Miller: Well, one issue that you’re getting to there that’s woven into so much of what we’ve talked about so far is this high turnover rate among managers at the agency. Can you just give us a sense for the scale of it?

Tornay: Yeah. So, we tried to report and find out as much as we could about every one of the departures over the last couple of years. And what we found is that in those last two years alone, at least five managers and key staff involved with delivering on some of these community-centered and equity emphasized aspects of their programming, at least five of those folks had left the agency voluntarily in the last two years. Another three managers at that level were demoted or fired and then there’s a few others out there that we just don’t even know why they left, but we know that they left. So it was enough to make us take notice once we started looking into it. And so we tried to find out as much as we could about each one of those departures.

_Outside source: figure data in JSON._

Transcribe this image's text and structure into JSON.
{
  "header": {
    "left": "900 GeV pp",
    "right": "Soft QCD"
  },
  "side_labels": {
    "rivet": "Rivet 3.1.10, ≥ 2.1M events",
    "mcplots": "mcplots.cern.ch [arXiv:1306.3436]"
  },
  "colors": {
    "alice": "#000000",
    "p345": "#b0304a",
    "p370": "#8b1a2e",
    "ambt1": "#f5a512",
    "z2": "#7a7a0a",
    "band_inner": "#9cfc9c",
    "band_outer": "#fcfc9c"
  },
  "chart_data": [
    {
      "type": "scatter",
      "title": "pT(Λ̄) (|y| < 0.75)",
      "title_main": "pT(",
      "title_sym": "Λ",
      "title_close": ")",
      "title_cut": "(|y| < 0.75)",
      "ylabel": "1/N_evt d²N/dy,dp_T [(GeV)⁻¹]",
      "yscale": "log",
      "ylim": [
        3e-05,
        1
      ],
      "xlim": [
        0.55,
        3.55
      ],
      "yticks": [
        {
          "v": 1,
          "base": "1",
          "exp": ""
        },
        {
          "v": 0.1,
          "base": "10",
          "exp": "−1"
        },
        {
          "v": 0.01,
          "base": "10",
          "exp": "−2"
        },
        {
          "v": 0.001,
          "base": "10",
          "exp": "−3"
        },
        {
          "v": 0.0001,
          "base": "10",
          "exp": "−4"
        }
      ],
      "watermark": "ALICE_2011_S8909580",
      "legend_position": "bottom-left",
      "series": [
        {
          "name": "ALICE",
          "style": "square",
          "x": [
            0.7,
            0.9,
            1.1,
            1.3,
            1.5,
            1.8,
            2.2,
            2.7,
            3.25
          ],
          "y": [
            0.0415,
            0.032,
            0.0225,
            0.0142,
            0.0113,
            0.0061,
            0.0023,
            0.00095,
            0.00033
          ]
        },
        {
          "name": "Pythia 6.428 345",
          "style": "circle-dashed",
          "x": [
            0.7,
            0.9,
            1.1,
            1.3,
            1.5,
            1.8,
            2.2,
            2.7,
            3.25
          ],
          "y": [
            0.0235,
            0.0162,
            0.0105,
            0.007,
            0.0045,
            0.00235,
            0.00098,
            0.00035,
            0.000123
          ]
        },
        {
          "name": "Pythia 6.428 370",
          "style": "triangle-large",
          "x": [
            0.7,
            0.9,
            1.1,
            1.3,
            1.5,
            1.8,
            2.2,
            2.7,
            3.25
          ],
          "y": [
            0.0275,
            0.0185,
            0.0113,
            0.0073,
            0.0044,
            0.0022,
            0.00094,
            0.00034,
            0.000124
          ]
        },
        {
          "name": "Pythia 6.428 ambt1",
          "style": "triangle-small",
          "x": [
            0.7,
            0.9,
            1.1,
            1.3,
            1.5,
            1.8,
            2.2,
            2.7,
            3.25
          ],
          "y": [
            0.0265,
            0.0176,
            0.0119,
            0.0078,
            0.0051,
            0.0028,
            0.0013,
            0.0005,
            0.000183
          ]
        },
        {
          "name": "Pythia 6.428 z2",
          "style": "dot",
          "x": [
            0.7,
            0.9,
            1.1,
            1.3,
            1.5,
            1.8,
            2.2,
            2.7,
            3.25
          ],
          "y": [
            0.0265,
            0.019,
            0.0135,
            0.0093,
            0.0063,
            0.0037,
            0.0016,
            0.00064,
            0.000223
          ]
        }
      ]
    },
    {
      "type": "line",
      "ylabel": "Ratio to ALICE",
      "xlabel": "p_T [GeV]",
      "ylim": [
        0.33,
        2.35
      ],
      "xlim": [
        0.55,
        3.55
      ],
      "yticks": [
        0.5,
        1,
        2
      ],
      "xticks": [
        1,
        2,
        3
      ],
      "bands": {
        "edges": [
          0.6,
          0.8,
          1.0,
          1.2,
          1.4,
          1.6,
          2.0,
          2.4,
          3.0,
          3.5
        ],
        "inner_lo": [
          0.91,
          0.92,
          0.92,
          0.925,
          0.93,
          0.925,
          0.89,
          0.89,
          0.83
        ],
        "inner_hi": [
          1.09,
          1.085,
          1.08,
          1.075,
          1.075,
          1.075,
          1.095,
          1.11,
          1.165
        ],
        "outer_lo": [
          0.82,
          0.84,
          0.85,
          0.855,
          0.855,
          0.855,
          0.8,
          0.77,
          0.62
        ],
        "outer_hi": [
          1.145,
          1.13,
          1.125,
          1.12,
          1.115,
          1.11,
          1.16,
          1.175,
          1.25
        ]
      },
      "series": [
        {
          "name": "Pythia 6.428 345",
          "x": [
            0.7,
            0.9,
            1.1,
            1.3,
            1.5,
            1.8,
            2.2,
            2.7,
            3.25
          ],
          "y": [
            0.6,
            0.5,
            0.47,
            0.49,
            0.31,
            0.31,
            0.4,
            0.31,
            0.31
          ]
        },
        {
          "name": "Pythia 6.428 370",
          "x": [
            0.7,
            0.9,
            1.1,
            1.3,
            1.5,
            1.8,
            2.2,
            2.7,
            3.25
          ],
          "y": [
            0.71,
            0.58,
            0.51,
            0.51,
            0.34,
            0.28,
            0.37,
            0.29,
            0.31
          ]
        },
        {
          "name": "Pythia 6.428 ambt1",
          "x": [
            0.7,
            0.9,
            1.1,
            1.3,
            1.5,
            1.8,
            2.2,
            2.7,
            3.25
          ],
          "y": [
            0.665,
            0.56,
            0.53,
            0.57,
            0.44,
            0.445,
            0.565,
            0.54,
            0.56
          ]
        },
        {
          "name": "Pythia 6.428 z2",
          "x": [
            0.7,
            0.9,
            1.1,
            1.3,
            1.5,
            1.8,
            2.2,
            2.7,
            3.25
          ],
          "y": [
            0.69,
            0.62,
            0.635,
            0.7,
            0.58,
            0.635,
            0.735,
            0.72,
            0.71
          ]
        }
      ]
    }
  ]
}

Miller: Well, how did current or former staffers explain this exodus and what did you hear from the agency director?

Tornay: Those folks that we spoke with and some of those records themselves attest to a high level of frustration, especially where we heard it from was folks in these midlevel kind of manager roles, ones who deal directly with leaders from the community level and families and providers. They are directly connected to those folks, they gather and synthesize the feedback. And a few of them that we spoke with said that feedback is not getting through to the highest level decision making in the agency, and that has contributed a lot to this frustration that’s causing folks to quit.

Miller: What about Alyssa Chatterjee?

Tornay: She told us that she doesn’t think that the turnover is necessarily unusual. The department has been going through a lot of transition and the pandemic also contributed to turnover in a lot of areas. And yeah, basically said people have left for different reasons, but in general she has reason to believe that people think that the agency is supportive and people are happy there.

Miller: Just briefly, did you get the sense that current or former staffers agree that they think the agency is moving in the right direction?

Tornay: Yeah, that’s a good question. A big one for sure, because we’re talking about a department of more than 300 people, right? And we spoke to about a dozen but the people that we spoke with are really folks who have been involved with helping shape the department. They helped write important plans, like Raise Up Oregon and they were behind the work to create the Tribal Early Learning Hub, that sort of thing. And it’s definitely fair to say that their sense was that there are some deep problems, kind of coming from the very top, that are contributing to what they feel [is] the department failing to uphold its mission and its promises to families.

Miller: Kaylee, thanks very much.

Tornay: Thank you.

Miller: Kaylee Tornay is an investigative reporter with InvestigateWest. That’s a nonprofit news outlet covering the Pacific Northwest.